• Amphipolis tomb mystery deepens | Daily Mail Online
    http://www.dailymail.co.uk/sciencetech/article-2986097/Amphipolis-tomb-mystery-deepens-Burial-chamber-T-belong-Alexander-Great

    The gripping excavation of an ancient tomb in Greece, which has yielded five skeletons, is not all it seems, a geologist claims.

    Evangelos Kambouroglou has poured cold water on the theory that the Amphipolis tomb holds the remains of Alexander the Great, saying the simple burial chamber where skeletons have been found was built later than a series of vaulted rooms dated to the time of the warrior king.

    He said the burial mound is a natural hill and not man-made as previously presumed – and couldn’t have held the weight of a decorative lion linked to Alexander the Great.
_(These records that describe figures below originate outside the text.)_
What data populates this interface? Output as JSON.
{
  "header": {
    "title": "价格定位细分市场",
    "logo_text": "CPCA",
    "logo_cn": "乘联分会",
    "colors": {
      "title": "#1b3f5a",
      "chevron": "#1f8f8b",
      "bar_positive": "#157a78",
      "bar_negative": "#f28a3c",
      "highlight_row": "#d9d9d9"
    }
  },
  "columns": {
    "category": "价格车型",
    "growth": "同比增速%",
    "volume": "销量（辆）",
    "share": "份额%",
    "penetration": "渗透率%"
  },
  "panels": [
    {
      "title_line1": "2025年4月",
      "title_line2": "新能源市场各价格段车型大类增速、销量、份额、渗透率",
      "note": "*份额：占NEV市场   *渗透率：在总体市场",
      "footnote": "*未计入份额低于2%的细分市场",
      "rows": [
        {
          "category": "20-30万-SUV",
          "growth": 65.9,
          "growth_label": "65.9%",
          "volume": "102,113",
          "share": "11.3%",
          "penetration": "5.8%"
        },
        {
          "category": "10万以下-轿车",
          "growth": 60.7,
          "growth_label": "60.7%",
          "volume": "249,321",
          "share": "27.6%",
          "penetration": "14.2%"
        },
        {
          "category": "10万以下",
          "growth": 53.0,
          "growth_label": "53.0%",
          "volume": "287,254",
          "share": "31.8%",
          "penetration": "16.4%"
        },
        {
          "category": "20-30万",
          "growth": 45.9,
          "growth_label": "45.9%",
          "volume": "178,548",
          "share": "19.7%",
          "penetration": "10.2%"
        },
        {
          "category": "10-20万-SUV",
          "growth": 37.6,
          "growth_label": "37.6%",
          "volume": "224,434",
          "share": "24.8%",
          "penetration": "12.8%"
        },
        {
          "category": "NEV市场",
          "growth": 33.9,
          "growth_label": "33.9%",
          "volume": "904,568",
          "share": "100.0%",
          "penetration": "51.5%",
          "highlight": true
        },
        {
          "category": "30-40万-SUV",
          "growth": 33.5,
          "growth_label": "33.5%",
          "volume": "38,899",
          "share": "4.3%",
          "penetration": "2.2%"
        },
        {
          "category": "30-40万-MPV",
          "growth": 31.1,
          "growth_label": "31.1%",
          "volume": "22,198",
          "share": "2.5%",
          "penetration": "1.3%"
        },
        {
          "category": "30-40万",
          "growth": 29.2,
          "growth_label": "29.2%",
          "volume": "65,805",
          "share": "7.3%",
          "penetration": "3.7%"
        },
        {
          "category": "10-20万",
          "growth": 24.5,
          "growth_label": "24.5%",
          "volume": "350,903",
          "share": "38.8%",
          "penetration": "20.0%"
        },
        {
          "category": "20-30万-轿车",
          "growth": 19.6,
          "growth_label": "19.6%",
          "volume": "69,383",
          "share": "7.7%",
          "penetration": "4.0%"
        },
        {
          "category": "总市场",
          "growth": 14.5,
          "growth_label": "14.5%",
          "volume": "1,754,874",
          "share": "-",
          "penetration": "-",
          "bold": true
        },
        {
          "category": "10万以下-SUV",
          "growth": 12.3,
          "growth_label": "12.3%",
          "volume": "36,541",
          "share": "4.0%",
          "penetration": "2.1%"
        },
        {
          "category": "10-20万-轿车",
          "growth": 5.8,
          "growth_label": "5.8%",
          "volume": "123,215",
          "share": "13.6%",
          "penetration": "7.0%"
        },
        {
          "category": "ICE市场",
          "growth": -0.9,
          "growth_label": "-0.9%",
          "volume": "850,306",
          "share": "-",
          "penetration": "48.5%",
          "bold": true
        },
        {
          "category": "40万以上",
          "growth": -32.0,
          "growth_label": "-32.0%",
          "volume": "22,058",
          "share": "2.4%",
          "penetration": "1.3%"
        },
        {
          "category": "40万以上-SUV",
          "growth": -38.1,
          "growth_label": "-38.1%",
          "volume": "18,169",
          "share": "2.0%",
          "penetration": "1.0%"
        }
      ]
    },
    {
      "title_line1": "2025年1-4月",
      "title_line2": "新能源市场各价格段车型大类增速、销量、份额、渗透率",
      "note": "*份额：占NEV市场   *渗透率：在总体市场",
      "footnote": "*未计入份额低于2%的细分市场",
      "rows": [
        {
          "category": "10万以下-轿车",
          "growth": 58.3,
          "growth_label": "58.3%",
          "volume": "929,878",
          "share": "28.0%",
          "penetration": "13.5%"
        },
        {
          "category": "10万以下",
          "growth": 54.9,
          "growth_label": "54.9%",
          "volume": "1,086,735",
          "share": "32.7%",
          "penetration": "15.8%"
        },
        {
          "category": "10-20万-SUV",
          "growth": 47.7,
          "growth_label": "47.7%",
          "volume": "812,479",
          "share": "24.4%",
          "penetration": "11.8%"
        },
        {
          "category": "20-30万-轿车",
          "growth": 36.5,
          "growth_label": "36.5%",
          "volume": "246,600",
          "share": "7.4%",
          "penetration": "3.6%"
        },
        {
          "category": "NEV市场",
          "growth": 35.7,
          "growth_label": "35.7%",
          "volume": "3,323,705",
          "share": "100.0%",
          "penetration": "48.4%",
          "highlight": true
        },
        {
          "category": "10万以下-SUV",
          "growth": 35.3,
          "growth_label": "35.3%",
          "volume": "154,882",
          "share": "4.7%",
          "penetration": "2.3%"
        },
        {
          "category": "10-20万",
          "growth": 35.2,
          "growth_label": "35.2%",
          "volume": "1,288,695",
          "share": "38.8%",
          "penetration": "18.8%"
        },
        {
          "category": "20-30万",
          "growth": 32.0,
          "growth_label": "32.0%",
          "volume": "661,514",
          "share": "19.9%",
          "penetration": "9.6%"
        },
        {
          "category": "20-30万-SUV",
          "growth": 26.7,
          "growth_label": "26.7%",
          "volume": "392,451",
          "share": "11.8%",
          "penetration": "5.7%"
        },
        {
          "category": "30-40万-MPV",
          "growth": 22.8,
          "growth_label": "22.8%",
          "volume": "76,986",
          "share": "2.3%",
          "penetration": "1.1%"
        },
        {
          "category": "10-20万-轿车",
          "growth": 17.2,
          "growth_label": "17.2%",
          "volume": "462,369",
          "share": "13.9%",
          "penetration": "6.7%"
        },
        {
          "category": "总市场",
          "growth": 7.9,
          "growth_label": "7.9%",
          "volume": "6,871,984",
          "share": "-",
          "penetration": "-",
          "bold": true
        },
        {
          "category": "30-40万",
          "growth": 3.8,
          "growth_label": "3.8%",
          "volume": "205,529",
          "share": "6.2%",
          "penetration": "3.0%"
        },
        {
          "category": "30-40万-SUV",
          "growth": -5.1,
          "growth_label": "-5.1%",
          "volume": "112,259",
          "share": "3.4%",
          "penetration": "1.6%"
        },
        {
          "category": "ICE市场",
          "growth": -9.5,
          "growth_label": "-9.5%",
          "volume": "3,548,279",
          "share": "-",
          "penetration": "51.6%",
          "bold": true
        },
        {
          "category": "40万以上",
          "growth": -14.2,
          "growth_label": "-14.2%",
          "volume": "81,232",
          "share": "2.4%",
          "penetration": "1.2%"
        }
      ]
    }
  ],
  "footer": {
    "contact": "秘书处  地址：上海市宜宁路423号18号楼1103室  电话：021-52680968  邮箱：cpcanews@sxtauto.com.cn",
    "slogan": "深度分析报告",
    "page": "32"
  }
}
    Mr Kambouroglou said a huge 4th century BC sculpture of a lion on a pedestal, which is more than 25 feet (eight metres) tall, was too heavy to have stood at the top of the tomb, as archaeologists had previously claimed.
    ‘The walls [of the tomb structure] can barely withstand half a tonne, not 1,500 tonnes that the Lion sculpture is estimated to weigh,’ Mr Kambouroglou said.
    The famed ‘Lion of Amphipolis’ was presumed to have stood at the top of the tumulus at Kasta Hill - the peak of burial mound in northern Greece.

    It was found decades ago in the nearby Strymon River and is now thought to have belonged to another ancient monument from the time of the warrior king, of which the lion was a symbol.
    As for the box-like tomb that contained the remnants of five bodies, possibly more, ‘it is posterior to the main burial monument ... the main tomb has been destroyed by looters, who left nothing,’ he added.
    ‘The marble doors [of the monument] contain signs of heavy use, which means many visitors came and went.’